Вот и весь разговор, вот и вся встреча. Но почему нахлынуло вдруг такое восторженное состояние, будто мне не тридцать четыре, а в два раза меньше? Почему легка, точнее, невесома стала каждая клеточка моя и почему одновременно так отчетливо запульсировала кровь в висках? Отчего голос ее мягко и звонко повторяется в ушах: «Здравствуйте, Павел Родионович! Здравствуйте… Вот когда придет Громов с лошадьми…»

«Да полно задавать наивные вопросы, Павел Родионович. Все, по-моему, Паша, предельно ясно», — думал я в этот день, и на следующий день, и еще много дней подряд. Дело ясное. И еще яснее оно оттого, что прав на сто пятьдесят процентов Окунь, который утверждал как-то в разговоре со мной, что, мол, «с ней нужно по корешам».

— По корешам, — добавил он убежденно. — Иначе — хана!

— Кому? — спросил я.

— Тому, кто покусится. Усек?

Раз он так говорил, значит, так оно и было на самом деле. Я верил своему мудрому другу.

3

— Да, Оля, пожалуйста, когда собираться будешь, не забудь пачки четыре чая. И сахар не забудь.

Я развернулся и пошел к выходу из десятиместки. Клянусь, я чувствовал, что она провожает меня глазами. Мне до судороги в шее захотелось остановиться, резко обернуться и поймать ее взгляд. Но я лишь съежился и вынырнул из палатки.
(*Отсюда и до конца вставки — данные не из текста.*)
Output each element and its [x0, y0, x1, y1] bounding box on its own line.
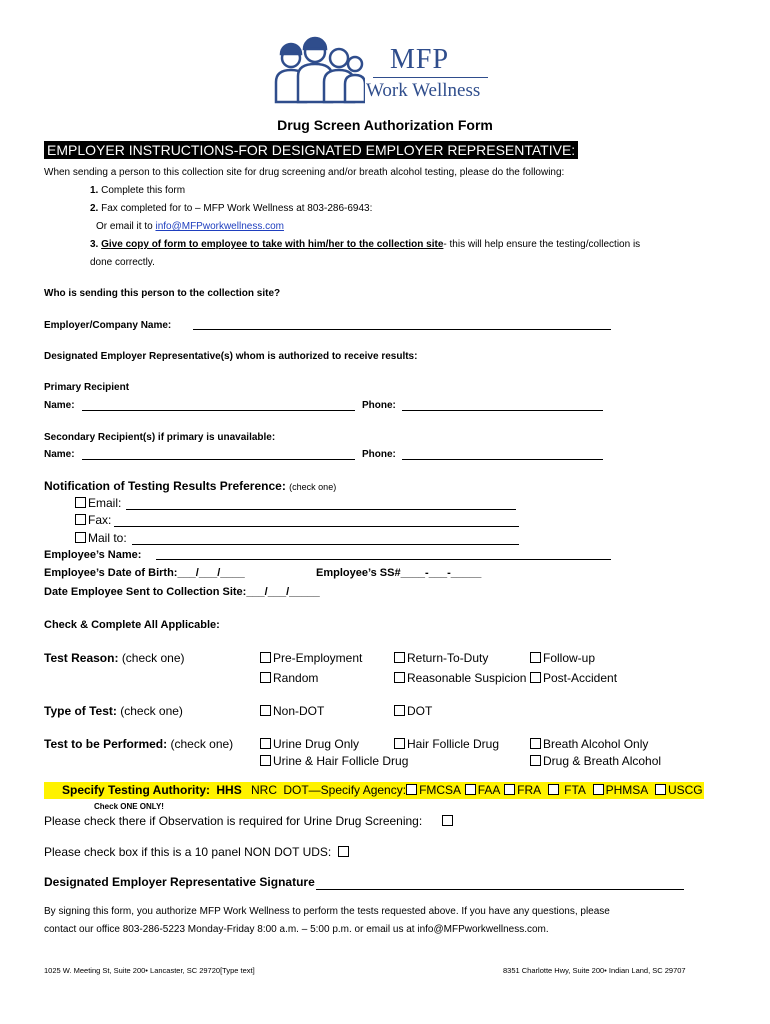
fax-option-label: Fax: [88, 513, 112, 527]
hhs-option[interactable]: HHS [216, 783, 242, 797]
test-performed-title: Test to be Performed: [44, 737, 168, 751]
urine-drug-checkbox[interactable] [260, 738, 271, 749]
footer-right-address: 8351 Charlotte Hwy, Suite 200• Indian Land, SC 29707 [503, 966, 686, 975]
step-2-email-line [96, 221, 284, 232]
notification-heading [44, 479, 336, 493]
non-dot-label: Non-DOT [273, 704, 325, 718]
urine-hair-checkbox[interactable] [260, 755, 271, 766]
logo-underline [373, 77, 488, 78]
drug-breath-option[interactable] [530, 754, 661, 768]
observation-checkbox[interactable] [442, 815, 453, 826]
follow-up-checkbox[interactable] [530, 652, 541, 663]
signature-label: Designated Employer Representative Signature [44, 875, 315, 889]
step-2-number: 2. [90, 203, 99, 214]
secondary-phone-field[interactable] [402, 459, 603, 460]
company-logo [273, 36, 503, 106]
random-label: Random [273, 671, 319, 685]
notification-title: Notification of Testing Results Preference: [44, 479, 286, 493]
step-3 [90, 239, 640, 250]
testing-authority-label: Specify Testing Authority: [62, 783, 211, 797]
employer-company-label: Employer/Company Name: [44, 320, 172, 331]
return-to-duty-option[interactable] [394, 651, 488, 665]
step-2-text: Fax completed for to – MFP Work Wellness at 803-286-6943: [101, 203, 373, 214]
return-to-duty-checkbox[interactable] [394, 652, 405, 663]
employee-ss[interactable]: Employee’s SS#____-___-_____ [316, 567, 482, 579]
email-option-label: Email: [88, 496, 122, 510]
random-option[interactable] [260, 671, 318, 685]
drug-breath-checkbox[interactable] [530, 755, 541, 766]
return-to-duty-label: Return-To-Duty [407, 651, 489, 665]
post-accident-label: Post-Accident [543, 671, 618, 685]
breath-alcohol-option[interactable] [530, 737, 648, 751]
uscg-label: USCG [667, 783, 703, 797]
check-complete-heading: Check & Complete All Applicable: [44, 619, 220, 631]
secondary-phone-label: Phone: [362, 449, 396, 460]
step-3-text: - this will help ensure the testing/collection is [443, 239, 641, 250]
fta-checkbox[interactable] [548, 784, 559, 795]
test-reason-label [44, 651, 185, 665]
post-accident-checkbox[interactable] [530, 672, 541, 683]
urine-drug-option[interactable] [260, 737, 359, 751]
primary-phone-field[interactable] [402, 410, 603, 411]
employee-name-label: Employee’s Name: [44, 549, 142, 561]
dot-option[interactable] [394, 704, 432, 718]
type-of-test-label [44, 704, 183, 718]
logo-work-wellness-text: Work Wellness [366, 80, 481, 101]
secondary-name-label: Name: [44, 449, 75, 460]
phmsa-checkbox[interactable] [593, 784, 604, 795]
dot-agency-label: DOT—Specify Agency: [283, 783, 407, 797]
faa-label: FAA [477, 783, 500, 797]
non-dot-option[interactable] [260, 704, 324, 718]
notification-email-field[interactable] [126, 509, 516, 510]
urine-hair-label: Urine & Hair Follicle Drug [273, 754, 409, 768]
reasonable-suspicion-label: Reasonable Suspicion [407, 671, 527, 685]
type-of-test-hint: (check one) [120, 704, 183, 718]
notification-fax-field[interactable] [114, 526, 519, 527]
ten-panel-row [44, 845, 351, 859]
test-performed-label [44, 737, 233, 751]
step-2 [90, 203, 372, 214]
fra-checkbox[interactable] [504, 784, 515, 795]
non-dot-checkbox[interactable] [260, 705, 271, 716]
mail-checkbox[interactable] [75, 532, 86, 543]
drug-breath-label: Drug & Breath Alcohol [543, 754, 662, 768]
primary-name-field[interactable] [82, 410, 355, 411]
primary-phone-label: Phone: [362, 400, 396, 411]
breath-alcohol-label: Breath Alcohol Only [543, 737, 649, 751]
step-1-number: 1. [90, 185, 99, 196]
nrc-option[interactable]: NRC [251, 783, 277, 797]
instructions-header: EMPLOYER INSTRUCTIONS-FOR DESIGNATED EMPLOYER REPRESENTATIVE: [44, 141, 578, 159]
who-sending-question: Who is sending this person to the collection site? [44, 288, 281, 299]
workers-icon [273, 36, 365, 104]
fmcsa-label: FMCSA [419, 783, 461, 797]
notification-mail-option[interactable] [75, 531, 127, 545]
employee-dob[interactable]: Employee’s Date of Birth:___/___/____ [44, 567, 245, 579]
pre-employment-label: Pre-Employment [273, 651, 363, 665]
observation-row [44, 814, 455, 828]
breath-alcohol-checkbox[interactable] [530, 738, 541, 749]
step-3-bold-text: Give copy of form to employee to take with him/her to the collection site [101, 239, 444, 250]
notification-fax-option[interactable] [75, 513, 111, 527]
email-checkbox[interactable] [75, 497, 86, 508]
mail-option-label: Mail to: [88, 531, 127, 545]
intro-text: When sending a person to this collection site for drug screening and/or breath alcohol testing, please do the following: [44, 167, 565, 178]
dot-label: DOT [407, 704, 433, 718]
signature-field[interactable] [316, 889, 684, 890]
fax-checkbox[interactable] [75, 514, 86, 525]
step-1-text: Complete this form [101, 185, 186, 196]
pre-employment-checkbox[interactable] [260, 652, 271, 663]
primary-name-label: Name: [44, 400, 75, 411]
email-link[interactable]: info@MFPworkwellness.com [155, 221, 284, 232]
reasonable-suspicion-checkbox[interactable] [394, 672, 405, 683]
step-1 [90, 185, 185, 196]
form-title: Drug Screen Authorization Form [277, 117, 493, 133]
hair-follicle-label: Hair Follicle Drug [407, 737, 500, 751]
notification-hint: (check one) [289, 482, 337, 492]
fta-label: FTA [564, 783, 586, 797]
secondary-recipient-label: Secondary Recipient(s) if primary is unavailable: [44, 432, 276, 443]
hair-follicle-option[interactable] [394, 737, 499, 751]
secondary-name-field[interactable] [82, 459, 355, 460]
reasonable-suspicion-option[interactable] [394, 671, 526, 685]
signing-text-line-1: By signing this form, you authorize MFP Work Wellness to perform the tests requested above. If you have any questions, please [44, 906, 610, 917]
step-2-email-prefix: Or email it to [96, 221, 156, 232]
faa-checkbox[interactable] [465, 784, 476, 795]
post-accident-option[interactable] [530, 671, 617, 685]
dot-checkbox[interactable] [394, 705, 405, 716]
testing-authority-row [62, 783, 242, 797]
step-3-continued: done correctly. [90, 257, 155, 268]
fra-label: FRA [517, 783, 541, 797]
step-3-number: 3. [90, 239, 99, 250]
logo-mfp-text: MFP [390, 44, 450, 75]
pre-employment-option[interactable] [260, 651, 362, 665]
test-reason-hint: (check one) [121, 651, 185, 665]
fmcsa-checkbox[interactable] [406, 784, 417, 795]
urine-drug-label: Urine Drug Only [273, 737, 360, 751]
signing-text-line-2: contact our office 803-286-5223 Monday-Friday 8:00 a.m. – 5:00 p.m. or email us at info@MFPworkwellness.com. [44, 924, 549, 935]
type-of-test-title: Type of Test: [44, 704, 117, 718]
primary-recipient-label: Primary Recipient [44, 382, 130, 393]
notification-email-option[interactable] [75, 496, 121, 510]
designated-rep-label: Designated Employer Representative(s) whom is authorized to receive results: [44, 351, 418, 362]
uscg-checkbox[interactable] [655, 784, 666, 795]
random-checkbox[interactable] [260, 672, 271, 683]
follow-up-label: Follow-up [543, 651, 596, 665]
ten-panel-checkbox[interactable] [338, 846, 349, 857]
notification-mail-field[interactable] [132, 544, 519, 545]
check-one-only-note: Check ONE ONLY! [94, 802, 164, 811]
urine-hair-option[interactable] [260, 754, 408, 768]
follow-up-option[interactable] [530, 651, 595, 665]
date-sent-collection[interactable]: Date Employee Sent to Collection Site:___/___/_____ [44, 586, 320, 598]
employer-company-field[interactable] [193, 329, 611, 330]
test-performed-hint: (check one) [170, 737, 234, 751]
observation-text: Please check there if Observation is required for Urine Drug Screening: [44, 814, 423, 828]
employee-name-field[interactable] [156, 559, 611, 560]
phmsa-label: PHMSA [605, 783, 648, 797]
ten-panel-text: Please check box if this is a 10 panel NON DOT UDS: [44, 845, 332, 859]
hair-follicle-checkbox[interactable] [394, 738, 405, 749]
test-reason-title: Test Reason: [44, 651, 119, 665]
nrc-dot-row [251, 783, 703, 797]
footer-left-address: 1025 W. Meeting St, Suite 200• Lancaster, SC 29720[Type text] [44, 966, 255, 975]
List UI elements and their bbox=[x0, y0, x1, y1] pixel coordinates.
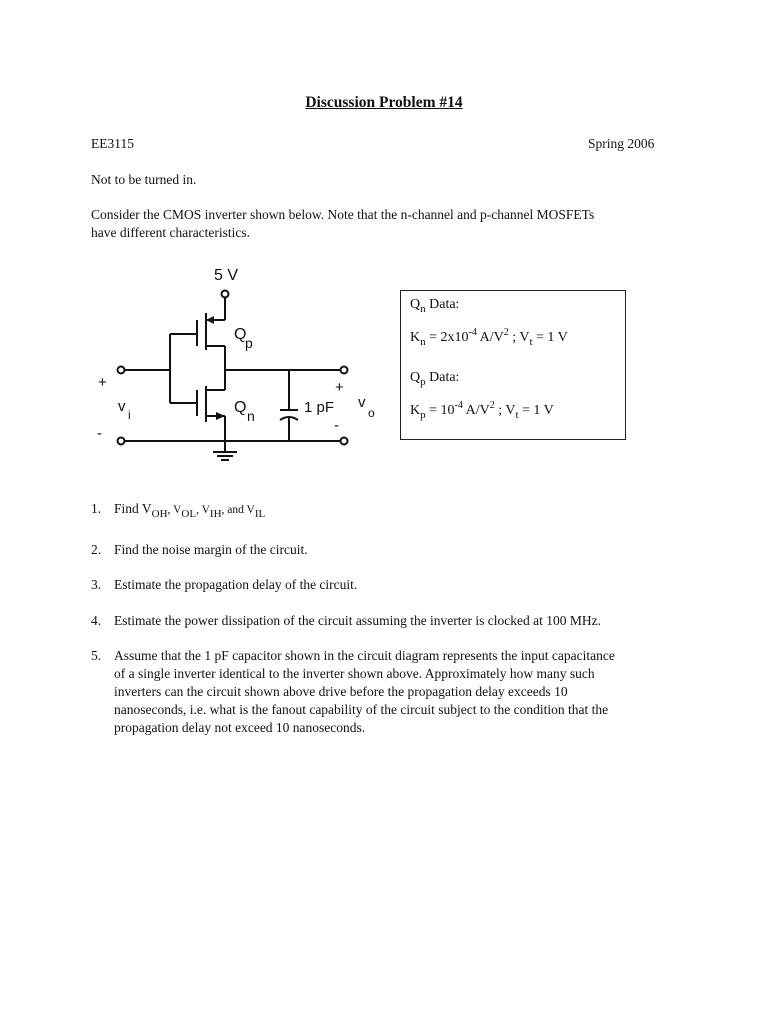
question-text: Find $V_{OH}$, $V_{OL}$, $V_{IH}$, and $V_{IL}$ bbox=[114, 501, 266, 520]
qp-sub: p bbox=[245, 335, 253, 351]
question-number: 3. bbox=[91, 577, 102, 592]
question-1 bbox=[91, 500, 671, 524]
qp-data-title: $Q_p$ Data: bbox=[410, 370, 460, 388]
term: Spring 2006 bbox=[588, 136, 655, 151]
question-line: nanoseconds, i.e. what is the fanout capability of the circuit subject to the condition that the bbox=[114, 702, 609, 717]
qp-label: Q bbox=[234, 326, 247, 343]
course-code: EE3115 bbox=[91, 136, 134, 151]
question-number: 1. bbox=[91, 501, 102, 516]
supply-terminal bbox=[222, 291, 229, 298]
capacitor-label: 1 pF bbox=[304, 399, 335, 416]
question-text bbox=[114, 647, 615, 737]
question-2 bbox=[91, 541, 671, 561]
question-line: Assume that the 1 pF capacitor shown in the circuit diagram represents the input capacitance bbox=[114, 648, 615, 663]
question-line: propagation delay not exceed 10 nanoseconds. bbox=[114, 720, 366, 735]
output-voltage-label: v bbox=[358, 394, 366, 411]
input-minus: - bbox=[97, 425, 102, 442]
output-voltage-sub: o bbox=[368, 406, 375, 420]
input-terminal-plus bbox=[118, 367, 125, 374]
transistor-data-box bbox=[400, 290, 626, 440]
circuit-wires bbox=[118, 291, 348, 461]
qn-data-line: $K_n = 2x10^{-4}$ $A/V^2$ ; $V_t = 1$ V bbox=[410, 327, 568, 348]
intro-line-1: Consider the CMOS inverter shown below. Note that the n-channel and p-channel MOSFETs bbox=[91, 207, 595, 222]
qn-label: Q bbox=[234, 399, 247, 416]
qp-data-line: $K_p = 10^{-4}$ $A/V^2$ ; $V_t = 1$ V bbox=[410, 400, 554, 421]
qn-data-title: $Q_n$ Data: bbox=[410, 297, 460, 315]
question-4 bbox=[91, 612, 671, 632]
qn-sub: n bbox=[247, 408, 255, 424]
question-line: of a single inverter identical to the inverter shown above. Approximately how many such bbox=[114, 666, 595, 681]
question-text: Find the noise margin of the circuit. bbox=[114, 542, 308, 557]
output-terminal-minus bbox=[341, 438, 348, 445]
output-minus: - bbox=[334, 417, 339, 434]
output-terminal-plus bbox=[341, 367, 348, 374]
cmos-inverter-diagram bbox=[0, 0, 768, 480]
input-plus: + bbox=[98, 374, 107, 391]
output-plus: + bbox=[335, 379, 344, 396]
question-number: 2. bbox=[91, 542, 102, 557]
supply-label: 5 V bbox=[214, 267, 239, 284]
input-voltage-sub: i bbox=[128, 408, 131, 422]
question-number: 4. bbox=[91, 613, 102, 628]
question-line: inverters can the circuit shown above drive before the propagation delay exceeds 10 bbox=[114, 684, 568, 699]
question-number: 5. bbox=[91, 648, 102, 663]
question-text: Estimate the power dissipation of the circuit assuming the inverter is clocked at 100 MHz. bbox=[114, 613, 602, 628]
input-voltage-label: v bbox=[118, 398, 126, 415]
nmos-arrow-icon bbox=[216, 412, 225, 420]
question-text: Estimate the propagation delay of the circuit. bbox=[114, 577, 358, 592]
input-terminal-minus bbox=[118, 438, 125, 445]
question-3 bbox=[91, 576, 671, 596]
intro-line-2: have different characteristics. bbox=[91, 225, 251, 240]
question-5 bbox=[91, 647, 681, 742]
pmos-arrow-icon bbox=[206, 316, 214, 324]
page-title: Discussion Problem #14 bbox=[305, 94, 463, 111]
submission-note: Not to be turned in. bbox=[91, 172, 197, 187]
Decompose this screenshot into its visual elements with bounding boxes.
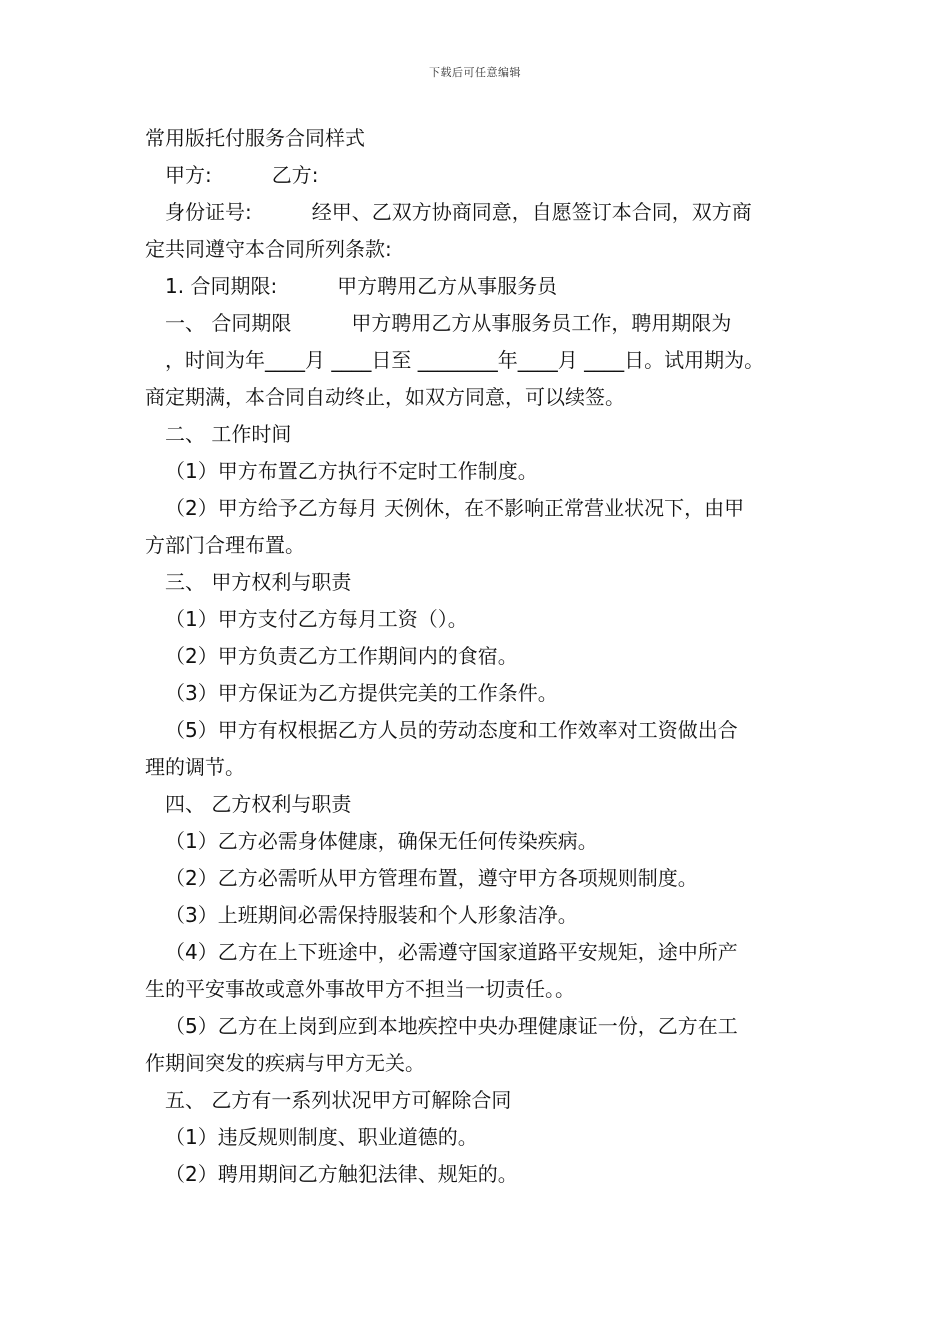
clause-line: （4）乙方在上下班途中，必需遵守国家道路平安规矩，途中所产 [165,940,738,964]
document-title: 常用版托付服务合同样式 [145,126,365,150]
paragraph-line: 理的调节。 [145,755,245,779]
paragraph-line: 作期间突发的疾病与甲方无关。 [145,1051,425,1075]
clause-line: （1）甲方支付乙方每月工资（）。 [165,607,468,631]
section-heading-2: 二、 工作时间 [165,422,292,446]
clause-line: （3）甲方保证为乙方提供完美的工作条件。 [165,681,558,705]
clause-line: 1. 合同期限: 甲方聘用乙方从事服务员 [165,274,558,298]
clause-line: （5）甲方有权根据乙方人员的劳动态度和工作效率对工资做出合 [165,718,738,742]
document-body [145,120,825,1193]
clause-line: （2）聘用期间乙方触犯法律、规矩的。 [165,1162,518,1186]
section-heading-4: 四、 乙方权利与职责 [165,792,352,816]
clause-line: （5）乙方在上岗到应到本地疾控中央办理健康证一份，乙方在工 [165,1014,738,1038]
paragraph-line: 商定期满，本合同自动终止，如双方同意，可以续签。 [145,385,625,409]
paragraph-line: 定共同遵守本合同所列条款: [145,237,392,261]
clause-line: （1）甲方布置乙方执行不定时工作制度。 [165,459,538,483]
clause-line: （2）甲方负责乙方工作期间内的食宿。 [165,644,518,668]
page-header-note: 下载后可任意编辑 [429,66,521,79]
id-number-line: 身份证号: 经甲、乙双方协商同意，自愿签订本合同，双方商 [165,200,752,224]
clause-line: （2）乙方必需听从甲方管理布置，遵守甲方各项规则制度。 [165,866,698,890]
paragraph-line: 方部门合理布置。 [145,533,305,557]
clause-line: （2）甲方给予乙方每月 天例休，在不影响正常营业状况下，由甲 [165,496,745,520]
section-heading-1: 一、 合同期限 甲方聘用乙方从事服务员工作，聘用期限为 [165,311,732,335]
paragraph-line: ，时间为年____月 ____日至 ________年____月 ____日。试用期为。 [165,348,765,372]
clause-line: （3）上班期间必需保持服装和个人形象洁净。 [165,903,578,927]
clause-line: （1）违反规则制度、职业道德的。 [165,1125,478,1149]
section-heading-5: 五、 乙方有一系列状况甲方可解除合同 [165,1088,512,1112]
clause-line: （1）乙方必需身体健康，确保无任何传染疾病。 [165,829,598,853]
paragraph-line: 生的平安事故或意外事故甲方不担当一切责任。。 [145,977,575,1001]
section-heading-3: 三、 甲方权利与职责 [165,570,352,594]
party-line: 甲方: 乙方: [165,163,319,187]
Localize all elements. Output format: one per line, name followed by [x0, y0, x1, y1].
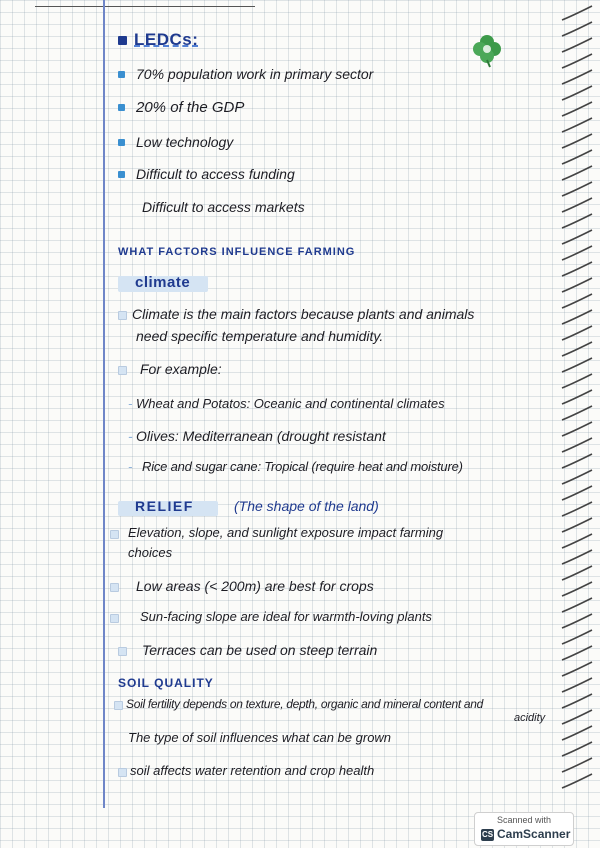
spiral-ring: [562, 566, 592, 580]
clover-sticker-icon: [468, 30, 506, 68]
spiral-ring: [562, 470, 592, 484]
example-label: For example:: [140, 361, 222, 377]
spiral-ring: [562, 374, 592, 388]
spiral-ring: [562, 662, 592, 676]
spiral-ring: [562, 710, 592, 724]
scanned-with-label: Scanned with: [496, 815, 552, 825]
spiral-ring: [562, 214, 592, 228]
spiral-ring: [562, 598, 592, 612]
relief-point-text: Terraces can be used on steep terrain: [142, 642, 378, 658]
camscanner-brand: CamScanner: [497, 827, 571, 841]
ledcs-item-text: Low technology: [136, 134, 234, 150]
spiral-ring: [562, 102, 592, 116]
dash-icon: -: [128, 396, 133, 411]
spiral-ring: [562, 166, 592, 180]
spiral-ring: [562, 486, 592, 500]
spiral-ring: [562, 678, 592, 692]
bullet-icon: [118, 104, 125, 111]
spiral-ring: [562, 182, 592, 196]
bullet-icon: [118, 139, 125, 146]
spiral-ring: [562, 518, 592, 532]
climate-desc-line: need specific temperature and humidity.: [136, 328, 384, 344]
spiral-ring: [562, 646, 592, 660]
relief-desc-line: Elevation, slope, and sunlight exposure impact farming: [128, 525, 444, 540]
spiral-ring: [562, 134, 592, 148]
example-text: Olives: Mediterranean (drought resistant: [136, 428, 386, 444]
spiral-ring: [562, 534, 592, 548]
climate-desc-line: Climate is the main factors because plants and animals: [132, 306, 475, 322]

Очутившись на улице, я первым же делом посмотрел на небо и увидел, что небо стало выше. И тучи, которые уже несколько дней подряд темно-серой медузой висели над землей, заполняя все небо до горизонта, вроде бы начали редеть. А в светло-серых прорехах вроде бы проступила палевая краска. Ветер тоже заметно ослабел и стал порывистым.

Сейчас база партии казалась пустынной и неуютной, почти заброшенной, как какой-нибудь рыбокомбинат на побережье во времена безрыбья. Вымоченный, выцветший, чуть розоватый флажок на радиомачте то лениво полоскался в плотном сыром воздухе, то, вздрогнув и щелкнув, напряженно трепетал.

Я вдруг разбежался и, оттолкнувшись левой, прыгнул тройным. Пролетел метров восемь, оглянулся и увидел свои следы на раскисшей почве, и мне показалось, что мой результат не так уж и далек от мирового рекорда. Я удовлетворенно крякнул и пошел к палатке, где жил Геннадий Федорович.

Старший геолог занимал четырехместную палатку. Железная Генри поначалу сильно воспротивилась такому излишеству: ведь больших палаток в партии не хватало, и под жилье на базе многим приходилось разбивать маршрутные палатки. А это было связано с излишней тратой времени при сборах в маршруты: палатки нужно было брать с собой и куда-то перетаскивать личные вещи и раскладушки. Пыталась она давить и на его совесть, но Геннадий Федорович был стоек.

— Генриетта Освальдовна, — искусно защищался он, — разве я не могу в свои пятьдесят лет хотя бы в поле позволить себе такую роскошь, как иметь минимум жилплощади, установленный для одного человека правительством? Вы же знаете, что в цивилизованных местах на мою долю приходится четыре целых, тридцать семь сотых квадратных метра, и от этого я испытываю постоянные неудобства. А доказано, что творческому человеку необходимо иметь площадь, достаточную, чтобы он мог сделать хотя бы шесть шагов без остановки. В палатке же, даже живя один, я могу сделать только четыре. И потом, нужно же учитывать то обстоятельство, что я храплю. И по этой причине мои коллеги вынуждены будут просыпаться с головной болью.